Michigan's Senate Judiciary Committee should approve four bills abolishing life sentences without parole for juveniles in the state, Human Rights Watch said today in a letter to the committee. The practice is cruel, inappropriate, discriminatory, and a violation of human rights, Human Rights Watch said.
"Michigan has 321 young offenders sentenced to die in prison," said Alison Parker, deputy director of the US Program of Human Rights Watch. "Last week, the House rejected the notion that juveniles are beyond redemption. If these bills pass the Senate, they may be able to earn a chance at freedom."
On December 4, Michigan's 110-seat House of Representatives voted to pass the bills, by margins ranging from 12 to 61 votes, and the bills now move to the Senate. Michigan joins California, Florida, Illinois, Louisiana, Nebraska, and the federal government in taking steps toward ending the sentence of life without parole for offenders under age 18.

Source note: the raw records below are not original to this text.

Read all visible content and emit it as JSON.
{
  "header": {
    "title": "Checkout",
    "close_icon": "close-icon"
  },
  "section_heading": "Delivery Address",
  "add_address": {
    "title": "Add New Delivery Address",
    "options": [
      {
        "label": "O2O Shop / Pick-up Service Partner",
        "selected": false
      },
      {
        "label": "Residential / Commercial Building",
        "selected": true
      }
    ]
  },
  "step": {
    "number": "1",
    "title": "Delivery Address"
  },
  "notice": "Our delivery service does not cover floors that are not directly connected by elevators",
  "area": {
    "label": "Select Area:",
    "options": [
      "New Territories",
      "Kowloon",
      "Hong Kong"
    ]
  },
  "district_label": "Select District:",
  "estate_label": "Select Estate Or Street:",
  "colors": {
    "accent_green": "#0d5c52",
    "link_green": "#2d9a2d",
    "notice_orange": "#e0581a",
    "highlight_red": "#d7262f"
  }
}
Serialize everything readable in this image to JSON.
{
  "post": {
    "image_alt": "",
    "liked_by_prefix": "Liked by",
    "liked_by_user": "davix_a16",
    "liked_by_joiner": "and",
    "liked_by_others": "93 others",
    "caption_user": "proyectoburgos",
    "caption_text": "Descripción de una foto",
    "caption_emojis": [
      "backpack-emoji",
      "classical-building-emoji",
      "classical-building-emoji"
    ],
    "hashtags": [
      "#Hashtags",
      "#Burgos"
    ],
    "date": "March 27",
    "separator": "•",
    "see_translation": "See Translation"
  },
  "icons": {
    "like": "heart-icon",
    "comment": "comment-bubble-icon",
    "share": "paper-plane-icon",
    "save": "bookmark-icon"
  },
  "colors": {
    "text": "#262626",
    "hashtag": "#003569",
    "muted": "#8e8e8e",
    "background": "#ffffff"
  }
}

In a 2008 update to a series of reports on the sentencing of youth to life without parole, Human Rights Watch reported that Michigan's population of youth serving the sentence is the third-highest in the country, just behind Louisiana and Pennsylvania. There are no youth serving the sentence in the rest of the world.

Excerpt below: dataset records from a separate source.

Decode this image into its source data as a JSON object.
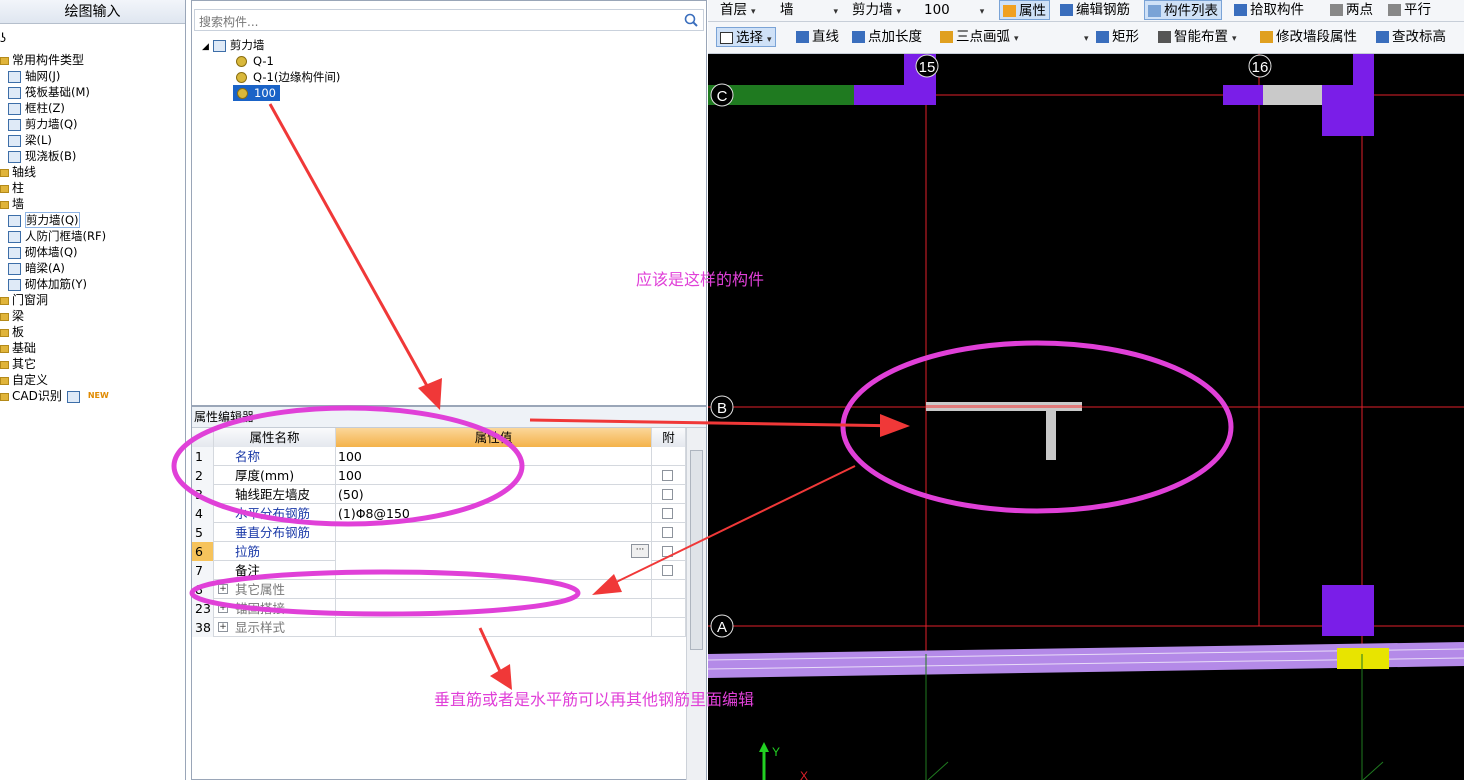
{
  "left_panel": {
    "title": "绘图输入",
    "root_marker": "ʖ",
    "groups": [
      {
        "label": "常用构件类型"
      },
      {
        "label": "轴网(J)"
      },
      {
        "label": "筏板基础(M)"
      },
      {
        "label": "框柱(Z)"
      },
      {
        "label": "剪力墙(Q)"
      },
      {
        "label": "梁(L)"
      },
      {
        "label": "现浇板(B)"
      },
      {
        "label": "轴线"
      },
      {
        "label": "柱"
      },
      {
        "label": "墙"
      },
      {
        "label": "剪力墙(Q)"
      },
      {
        "label": "人防门框墙(RF)"
      },
      {
        "label": "砌体墙(Q)"
      },
      {
        "label": "暗梁(A)"
      },
      {
        "label": "砌体加筋(Y)"
      },
      {
        "label": "门窗洞"
      },
      {
        "label": "梁"
      },
      {
        "label": "板"
      },
      {
        "label": "基础"
      },
      {
        "label": "其它"
      },
      {
        "label": "自定义"
      },
      {
        "label": "CAD识别"
      }
    ],
    "new_badge": "NEW"
  },
  "component_list": {
    "search_placeholder": "搜索构件...",
    "root": "剪力墙",
    "items": [
      "Q-1",
      "Q-1(边缘构件间)",
      "100"
    ]
  },
  "property_editor": {
    "title": "属性编辑器",
    "header": {
      "name": "属性名称",
      "value": "属性值",
      "attach": "附"
    },
    "rows": [
      {
        "num": "1",
        "name": "名称",
        "value": "100"
      },
      {
        "num": "2",
        "name": "厚度(mm)",
        "value": "100"
      },
      {
        "num": "3",
        "name": "轴线距左墙皮",
        "value": "(50)"
      },
      {
        "num": "4",
        "name": "水平分布钢筋",
        "value": "(1)Φ8@150"
      },
      {
        "num": "5",
        "name": "垂直分布钢筋",
        "value": ""
      },
      {
        "num": "6",
        "name": "拉筋",
        "value": ""
      },
      {
        "num": "7",
        "name": "备注",
        "value": ""
      },
      {
        "num": "8",
        "name": "其它属性",
        "value": ""
      },
      {
        "num": "23",
        "name": "锚固搭接",
        "value": ""
      },
      {
        "num": "38",
        "name": "显示样式",
        "value": ""
      }
    ],
    "ellipsis": "···"
  },
  "toolbar1": {
    "floor": "首层",
    "category": "墙",
    "type": "剪力墙",
    "component": "100",
    "properties": "属性",
    "edit_rebar": "编辑钢筋",
    "component_list": "构件列表",
    "pick": "拾取构件",
    "two_points": "两点",
    "parallel": "平行"
  },
  "toolbar2": {
    "select": "选择",
    "line": "直线",
    "point_length": "点加长度",
    "arc": "三点画弧",
    "rect": "矩形",
    "smart": "智能布置",
    "modify_wall": "修改墙段属性",
    "check_elev": "查改标高"
  },
  "canvas": {
    "axis_labels": {
      "col15": "15",
      "col16": "16",
      "rowC": "C",
      "rowB": "B",
      "rowA": "A",
      "ucs_y": "Y",
      "ucs_x": "X"
    },
    "colors": {
      "background": "#000000",
      "grid": "#e0202a",
      "wall": "#7a1ee8",
      "wall_green": "#1f7a20",
      "selected": "#c9c9c9",
      "highlight": "#e8e400",
      "strip": "#b48ae8"
    }
  },
  "annotations": {
    "component_note": "应该是这样的构件",
    "rebar_note": "垂直筋或者是水平筋可以再其他钢筋里面编辑",
    "color": "#e040d8"
  }
}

"Michigan and certain other states in the United States stand alone in locking up kids and throwing away the key," Parker said. "Not a single other country in the world incarcerates offenders under 18 for life without providing them some chance of demonstrating rehabilitation and remorse."
In its letter, Human Rights Watch noted that both brain science research and the 2005 Supreme Court case of Roper v. Simmons recognize that some child offenders have the capacity to turn their lives around even after committing a heinous crime. Acknowledging the suffering of victims and their families because of youth crime, the letter points out that many youth serving life without parole did not physically commit the crime for which they were sentenced. Nearly half of youth sentenced to life without parole surveyed in Michigan were sentenced for aiding and abetting or for an unplanned killing in the course of a felony.
Human Rights Watch also highlighted the racial disparities in sentencing. In Michigan, black youth are serving life without parole at a per capita rate 10 times higher than that of white youth.
Two UN oversight and enforcement bodies, the Human Rights Committee and the Committee on the Elimination of Racial Discrimination, have found that the practice of sentencing juveniles to life without parole violates US human rights treaty obligations.